Around February of 2020, people said it's no worse than the flu and that the flu kills many more people in the United States than the coronavirus has killed. That's true, but we were at the very beginning of this epidemic (at the time this video was made – you can see how this aged). The flu in the United States kills tens of thousands of people, the coronavirus in the United States hadn't killed anyone yet. Though, it had killed hundreds of people in China (Feb 2020). Clearly, this statement no longer holds up.
Summary
As you hear people talking about the coronavirus and other health threats in the future, ask yourself, which quadrant does this situation fall into? Is it high hazard, low outrage, or low hazard, high outrage, or high hazard, high outrage?
Are they doing the right thing? Are they trying to calm us down? Are they trying to tell us to watch out and take precautions? Or are they trying to tell us that we'll get through this together?

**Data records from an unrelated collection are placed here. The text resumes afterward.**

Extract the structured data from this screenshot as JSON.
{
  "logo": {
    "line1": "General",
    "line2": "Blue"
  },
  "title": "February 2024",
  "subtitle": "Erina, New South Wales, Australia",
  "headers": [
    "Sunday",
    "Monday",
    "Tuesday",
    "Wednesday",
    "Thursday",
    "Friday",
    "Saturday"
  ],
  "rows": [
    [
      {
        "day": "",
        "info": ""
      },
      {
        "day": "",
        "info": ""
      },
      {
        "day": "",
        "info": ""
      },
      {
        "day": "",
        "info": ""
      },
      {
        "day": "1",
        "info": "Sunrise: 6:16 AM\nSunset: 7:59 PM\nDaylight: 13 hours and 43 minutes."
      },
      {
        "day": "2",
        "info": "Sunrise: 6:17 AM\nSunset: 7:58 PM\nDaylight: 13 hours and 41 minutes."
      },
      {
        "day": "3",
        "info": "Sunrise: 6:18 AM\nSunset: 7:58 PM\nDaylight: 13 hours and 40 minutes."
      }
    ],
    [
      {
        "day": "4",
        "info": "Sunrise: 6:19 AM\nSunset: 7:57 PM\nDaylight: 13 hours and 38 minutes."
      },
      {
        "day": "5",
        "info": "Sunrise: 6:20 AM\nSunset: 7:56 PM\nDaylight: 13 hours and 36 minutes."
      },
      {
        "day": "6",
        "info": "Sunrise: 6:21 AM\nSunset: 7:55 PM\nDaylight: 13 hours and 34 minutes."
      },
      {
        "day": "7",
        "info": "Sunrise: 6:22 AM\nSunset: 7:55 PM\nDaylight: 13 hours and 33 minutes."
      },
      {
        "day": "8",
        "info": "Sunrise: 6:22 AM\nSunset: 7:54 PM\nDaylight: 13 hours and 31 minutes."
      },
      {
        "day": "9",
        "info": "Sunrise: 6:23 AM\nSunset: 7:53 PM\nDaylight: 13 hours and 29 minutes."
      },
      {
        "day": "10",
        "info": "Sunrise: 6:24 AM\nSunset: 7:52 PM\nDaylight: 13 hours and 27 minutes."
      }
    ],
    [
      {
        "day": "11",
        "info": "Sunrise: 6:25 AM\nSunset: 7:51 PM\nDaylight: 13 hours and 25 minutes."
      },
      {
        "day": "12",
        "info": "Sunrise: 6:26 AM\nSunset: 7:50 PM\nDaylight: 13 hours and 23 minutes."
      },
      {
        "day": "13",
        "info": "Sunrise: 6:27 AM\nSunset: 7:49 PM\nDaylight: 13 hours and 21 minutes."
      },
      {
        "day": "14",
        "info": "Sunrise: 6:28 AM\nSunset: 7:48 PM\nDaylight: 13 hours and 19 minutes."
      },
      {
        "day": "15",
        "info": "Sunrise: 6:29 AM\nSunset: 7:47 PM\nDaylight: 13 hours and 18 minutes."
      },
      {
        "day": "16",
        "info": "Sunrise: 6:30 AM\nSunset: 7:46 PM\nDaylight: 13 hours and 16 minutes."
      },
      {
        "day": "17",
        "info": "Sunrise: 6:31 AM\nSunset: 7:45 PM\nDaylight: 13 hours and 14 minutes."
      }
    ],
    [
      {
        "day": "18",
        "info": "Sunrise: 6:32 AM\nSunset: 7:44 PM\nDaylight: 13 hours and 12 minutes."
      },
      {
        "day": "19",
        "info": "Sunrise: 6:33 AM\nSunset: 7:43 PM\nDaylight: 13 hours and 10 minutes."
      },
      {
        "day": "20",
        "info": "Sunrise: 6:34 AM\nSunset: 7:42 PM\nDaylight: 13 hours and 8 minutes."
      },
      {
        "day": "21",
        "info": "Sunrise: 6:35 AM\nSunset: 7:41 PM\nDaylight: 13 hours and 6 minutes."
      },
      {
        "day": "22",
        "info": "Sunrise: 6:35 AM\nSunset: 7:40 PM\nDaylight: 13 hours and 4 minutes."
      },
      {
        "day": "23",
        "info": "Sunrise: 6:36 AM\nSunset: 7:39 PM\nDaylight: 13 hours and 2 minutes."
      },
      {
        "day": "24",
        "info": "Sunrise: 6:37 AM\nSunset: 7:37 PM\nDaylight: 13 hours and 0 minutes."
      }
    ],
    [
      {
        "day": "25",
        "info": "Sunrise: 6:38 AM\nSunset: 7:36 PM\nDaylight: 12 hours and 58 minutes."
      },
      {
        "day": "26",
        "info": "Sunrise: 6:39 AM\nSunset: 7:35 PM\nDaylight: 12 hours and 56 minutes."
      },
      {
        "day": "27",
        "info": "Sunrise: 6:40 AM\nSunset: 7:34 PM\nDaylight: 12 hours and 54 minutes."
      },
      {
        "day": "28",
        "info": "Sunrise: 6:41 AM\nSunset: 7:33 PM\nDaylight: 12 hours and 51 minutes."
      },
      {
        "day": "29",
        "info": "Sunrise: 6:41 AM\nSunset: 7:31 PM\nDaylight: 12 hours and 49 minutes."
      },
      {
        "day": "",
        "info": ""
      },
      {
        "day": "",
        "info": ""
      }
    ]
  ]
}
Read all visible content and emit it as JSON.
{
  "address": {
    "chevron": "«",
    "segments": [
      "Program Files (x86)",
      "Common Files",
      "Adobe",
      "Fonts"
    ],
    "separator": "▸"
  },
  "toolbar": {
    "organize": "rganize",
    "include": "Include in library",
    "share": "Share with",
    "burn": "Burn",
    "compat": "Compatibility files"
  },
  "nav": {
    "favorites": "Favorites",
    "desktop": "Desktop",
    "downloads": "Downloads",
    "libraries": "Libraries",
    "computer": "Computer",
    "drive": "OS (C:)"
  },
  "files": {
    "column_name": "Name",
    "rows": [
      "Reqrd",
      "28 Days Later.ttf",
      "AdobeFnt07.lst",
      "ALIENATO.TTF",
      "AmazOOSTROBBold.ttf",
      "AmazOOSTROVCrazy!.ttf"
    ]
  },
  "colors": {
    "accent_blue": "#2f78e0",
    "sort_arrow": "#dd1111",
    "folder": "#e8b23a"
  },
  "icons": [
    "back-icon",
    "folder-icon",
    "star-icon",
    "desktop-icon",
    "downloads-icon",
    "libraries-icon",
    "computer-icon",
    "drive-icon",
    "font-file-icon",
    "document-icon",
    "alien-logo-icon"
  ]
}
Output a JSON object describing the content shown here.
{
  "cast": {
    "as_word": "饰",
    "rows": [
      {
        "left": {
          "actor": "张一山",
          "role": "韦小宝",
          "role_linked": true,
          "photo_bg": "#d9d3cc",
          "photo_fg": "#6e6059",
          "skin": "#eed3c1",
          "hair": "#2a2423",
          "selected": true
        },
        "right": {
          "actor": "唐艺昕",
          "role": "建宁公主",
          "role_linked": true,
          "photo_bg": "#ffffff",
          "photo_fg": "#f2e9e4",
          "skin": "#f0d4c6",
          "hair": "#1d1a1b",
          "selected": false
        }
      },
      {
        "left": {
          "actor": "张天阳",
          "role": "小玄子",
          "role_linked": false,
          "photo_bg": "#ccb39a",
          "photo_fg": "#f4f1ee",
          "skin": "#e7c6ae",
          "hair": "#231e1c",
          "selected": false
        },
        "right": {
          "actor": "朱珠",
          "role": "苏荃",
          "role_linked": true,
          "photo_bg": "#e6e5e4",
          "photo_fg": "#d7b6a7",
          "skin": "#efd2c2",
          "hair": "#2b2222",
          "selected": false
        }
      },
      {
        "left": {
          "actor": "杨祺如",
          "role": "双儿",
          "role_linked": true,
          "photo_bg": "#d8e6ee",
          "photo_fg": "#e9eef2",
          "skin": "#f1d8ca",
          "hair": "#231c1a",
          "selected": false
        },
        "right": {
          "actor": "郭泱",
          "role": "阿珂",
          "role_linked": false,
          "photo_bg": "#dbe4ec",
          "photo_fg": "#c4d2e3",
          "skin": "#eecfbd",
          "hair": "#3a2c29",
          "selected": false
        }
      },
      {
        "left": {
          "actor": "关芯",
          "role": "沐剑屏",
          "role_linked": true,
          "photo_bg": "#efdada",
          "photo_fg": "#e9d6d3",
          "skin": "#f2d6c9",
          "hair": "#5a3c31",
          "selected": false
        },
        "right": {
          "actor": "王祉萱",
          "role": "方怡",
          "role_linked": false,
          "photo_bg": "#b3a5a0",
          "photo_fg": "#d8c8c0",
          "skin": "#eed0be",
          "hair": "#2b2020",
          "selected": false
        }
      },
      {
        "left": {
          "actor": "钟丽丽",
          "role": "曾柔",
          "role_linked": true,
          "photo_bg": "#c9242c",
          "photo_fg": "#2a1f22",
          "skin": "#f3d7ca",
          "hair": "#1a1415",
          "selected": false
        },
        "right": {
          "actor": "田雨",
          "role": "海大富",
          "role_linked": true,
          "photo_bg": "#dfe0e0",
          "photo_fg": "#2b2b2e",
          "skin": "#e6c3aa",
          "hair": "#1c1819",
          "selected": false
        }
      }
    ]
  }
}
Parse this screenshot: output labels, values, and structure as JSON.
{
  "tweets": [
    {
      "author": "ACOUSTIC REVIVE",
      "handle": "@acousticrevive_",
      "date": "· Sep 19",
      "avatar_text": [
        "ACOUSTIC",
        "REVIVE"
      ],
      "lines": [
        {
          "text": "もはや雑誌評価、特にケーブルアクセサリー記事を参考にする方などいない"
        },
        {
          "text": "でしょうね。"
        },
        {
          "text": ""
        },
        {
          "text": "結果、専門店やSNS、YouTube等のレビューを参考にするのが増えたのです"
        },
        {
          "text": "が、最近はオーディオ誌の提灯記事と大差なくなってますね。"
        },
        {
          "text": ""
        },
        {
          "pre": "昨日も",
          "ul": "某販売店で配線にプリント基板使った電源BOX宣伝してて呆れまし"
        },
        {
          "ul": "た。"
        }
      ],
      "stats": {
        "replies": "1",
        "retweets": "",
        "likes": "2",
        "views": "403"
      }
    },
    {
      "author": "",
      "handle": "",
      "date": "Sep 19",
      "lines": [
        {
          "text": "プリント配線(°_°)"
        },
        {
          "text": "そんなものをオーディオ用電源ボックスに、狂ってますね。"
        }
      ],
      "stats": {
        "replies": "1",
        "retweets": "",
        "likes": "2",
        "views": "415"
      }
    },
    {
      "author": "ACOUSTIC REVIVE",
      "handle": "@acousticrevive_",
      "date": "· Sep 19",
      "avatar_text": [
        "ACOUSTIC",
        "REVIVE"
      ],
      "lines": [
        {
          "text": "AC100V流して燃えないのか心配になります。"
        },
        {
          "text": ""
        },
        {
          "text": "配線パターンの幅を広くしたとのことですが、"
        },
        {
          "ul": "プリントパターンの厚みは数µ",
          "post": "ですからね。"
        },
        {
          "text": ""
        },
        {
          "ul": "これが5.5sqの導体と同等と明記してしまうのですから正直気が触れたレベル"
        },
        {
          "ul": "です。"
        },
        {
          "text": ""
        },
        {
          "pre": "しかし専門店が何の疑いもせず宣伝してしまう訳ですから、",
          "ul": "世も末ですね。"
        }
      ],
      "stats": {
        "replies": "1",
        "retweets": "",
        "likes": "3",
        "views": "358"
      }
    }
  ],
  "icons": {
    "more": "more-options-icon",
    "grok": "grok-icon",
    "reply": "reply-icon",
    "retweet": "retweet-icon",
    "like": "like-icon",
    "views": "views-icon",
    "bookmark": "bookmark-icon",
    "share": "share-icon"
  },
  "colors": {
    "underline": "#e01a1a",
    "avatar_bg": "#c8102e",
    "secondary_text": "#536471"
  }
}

I think there's no perfect answer. That even in something like the coronavirus situation, some audiences might not perceive any threat. Maybe for those people we need to tell them to watch out and take precautions.
Other audiences might be really, really panicked and afraid to leave their homes or afraid to interact with people who are Chinese. There were also all these stories in the media of people who won't eat Chinese food because they're afraid of the coronavirus. Maybe with those people, we need to help them calm down.
Then in the middle, there might be people who are perceived high hazard and high outrage, and we need to talk about solidarity with them. They need to take some precautions, but we need to emphasize this message that we'll get through it together.
I found this basic framework for thinking about risk communication in terms of hazard and outrage and the different goals when you see different levels of hazard and outrage to be really helpful. I hope you do too.
Everybody, stay safe out there. Be afraid of the things you should be afraid of. Try not to be afraid of the things you shouldn't be afraid of and try to figure out the difference.